What constitutes a minimal-sum section of an integer array


I’m having trouble understanding what constitutes a “minimal sum section” of an integer array. My book defines it as the following:

Let $ a[0],\dots, a[n-1]$ be the integer values of an array $ a$ .
A section of $ a$ is a continuous piece $ a[i],\dots,a[j]$ , where $ 0\le i \le j < n$ . We write $ S_i,_j$ for the sum of that section: $ a[i] + a[i+1]+\dots+a[j]$ .
A minimal-sum section is a section $ a[i],\dots,a[j]$ of $ a$ such that the sum $ S_{i,j}$ is less than or equal to the sum $ S_{i’,j’}$ of any other section $ a[i’],\dots,a[j’]$ of $ a$ .

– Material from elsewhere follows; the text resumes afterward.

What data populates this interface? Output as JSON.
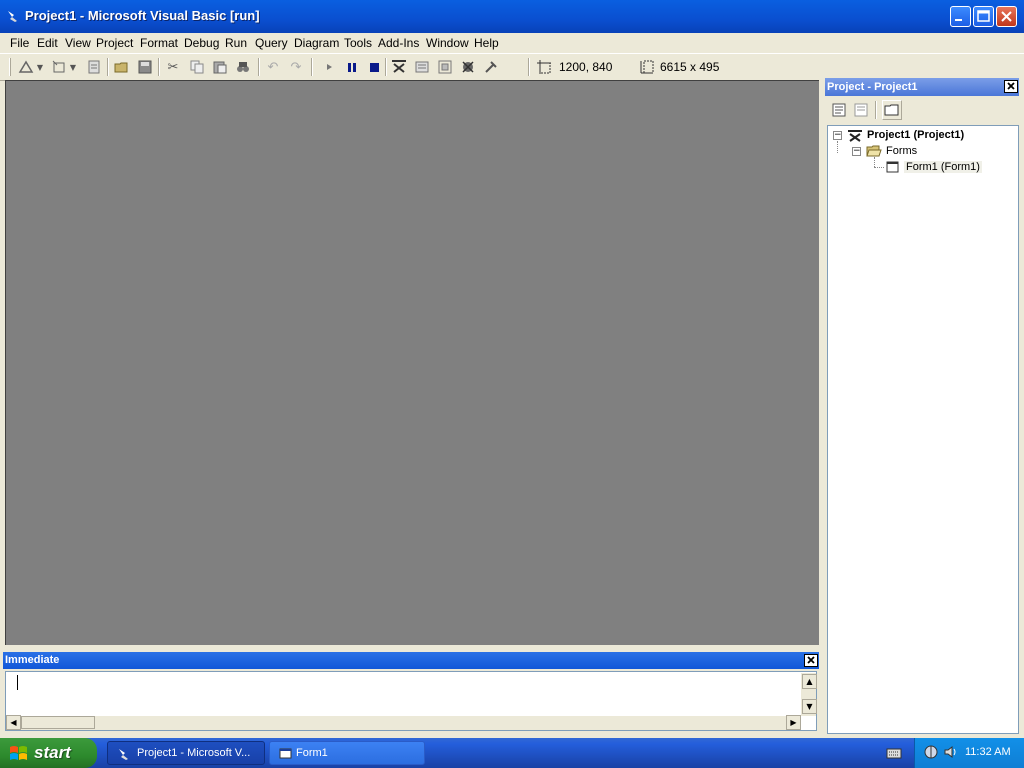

My confusion comes with one of the examples that follow this definition:

The array [1,-1,3,-1,1] has two minimal-sum sections [1,-1] and [-1,1] with minimal sum 0.

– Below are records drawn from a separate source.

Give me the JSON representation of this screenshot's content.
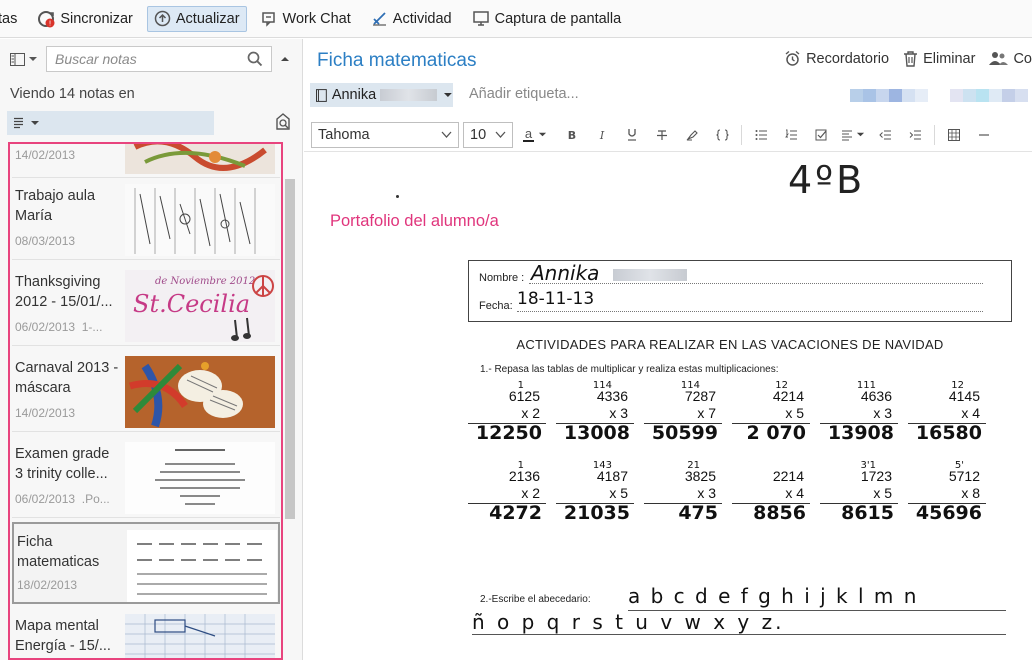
{
  "toolbar": {
    "first_partial": "tas",
    "items": [
      {
        "label": "Sincronizar",
        "icon": "sync-icon"
      },
      {
        "label": "Actualizar",
        "icon": "upgrade-icon"
      },
      {
        "label": "Work Chat",
        "icon": "work-chat-icon"
      },
      {
        "label": "Actividad",
        "icon": "activity-icon"
      },
      {
        "label": "Captura de pantalla",
        "icon": "screenshot-icon"
      }
    ]
  },
  "left_panel": {
    "search_placeholder": "Buscar notas",
    "viewing_label": "Viendo 14 notas en",
    "notes": [
      {
        "title": "",
        "date": "14/02/2013",
        "meta": ""
      },
      {
        "title": "Trabajo aula María",
        "date": "08/03/2013",
        "meta": ""
      },
      {
        "title": "Thanksgiving 2012 - 15/01/...",
        "date": "06/02/2013",
        "meta": "1-..."
      },
      {
        "title": "Carnaval 2013 - máscara",
        "date": "14/02/2013",
        "meta": ""
      },
      {
        "title": "Examen grade 3 trinity colle...",
        "date": "06/02/2013",
        "meta": ".Po..."
      },
      {
        "title": "Ficha matematicas",
        "date": "18/02/2013",
        "meta": ""
      },
      {
        "title": "Mapa mental Energía - 15/...",
        "date": "",
        "meta": ""
      }
    ]
  },
  "note": {
    "title": "Ficha matematicas",
    "actions": [
      {
        "label": "Recordatorio",
        "icon": "alarm-clock-icon"
      },
      {
        "label": "Eliminar",
        "icon": "trash-icon"
      },
      {
        "label": "Co",
        "icon": "people-icon"
      }
    ],
    "notebook": "Annika",
    "tag_placeholder": "Añadir etiqueta...",
    "font": "Tahoma",
    "font_size": "10",
    "text_color_letter": "a",
    "body_heading": "4ºB",
    "portfolio_text": "Portafolio del alumno/a"
  },
  "worksheet": {
    "name_label": "Nombre :",
    "name_value": "Annika",
    "date_label": "Fecha:",
    "date_value": "18-11-13",
    "heading": "ACTIVIDADES PARA REALIZAR EN LAS VACACIONES DE NAVIDAD",
    "instruction1": "1.- Repasa las tablas de multiplicar y realiza estas multiplicaciones:",
    "row1": [
      {
        "carry": "1",
        "top": "6125",
        "mult": "x 2",
        "answer": "12250"
      },
      {
        "carry": "114",
        "top": "4336",
        "mult": "x 3",
        "answer": "13008"
      },
      {
        "carry": "114",
        "top": "7287",
        "mult": "x 7",
        "answer": "50599"
      },
      {
        "carry": "12",
        "top": "4214",
        "mult": "x 5",
        "answer": "2 070"
      },
      {
        "carry": "111",
        "top": "4636",
        "mult": "x 3",
        "answer": "13908"
      },
      {
        "carry": "12",
        "top": "4145",
        "mult": "x 4",
        "answer": "16580"
      }
    ],
    "row2": [
      {
        "carry": "1",
        "top": "2136",
        "mult": "x 2",
        "answer": "4272"
      },
      {
        "carry": "143",
        "top": "4187",
        "mult": "x 5",
        "answer": "21035"
      },
      {
        "carry": "21",
        "top": "3825",
        "mult": "x 3",
        "answer": "475"
      },
      {
        "carry": "",
        "top": "2214",
        "mult": "x 4",
        "answer": "8856"
      },
      {
        "carry": "3'1",
        "top": "1723",
        "mult": "x 5",
        "answer": "8615"
      },
      {
        "carry": "5'",
        "top": "5712",
        "mult": "x 8",
        "answer": "45696"
      }
    ],
    "instruction2": "2.-Escribe el abecedario:",
    "alphabet_line1": "a b c d e f g h i j k l m n",
    "alphabet_line2": "ñ o p q r s t u v w x y z."
  }
}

But, wouldn’t the minimal sum section be $ [-1]$ ?

In a later example they give:

array $ [-1,3,-2]$

Minimal sum

section $ [-2]$

So, in the last example they definitely counted one element as the minimal sum section, but not in the first one. Any clarification on why this is so would be greatly appreciated.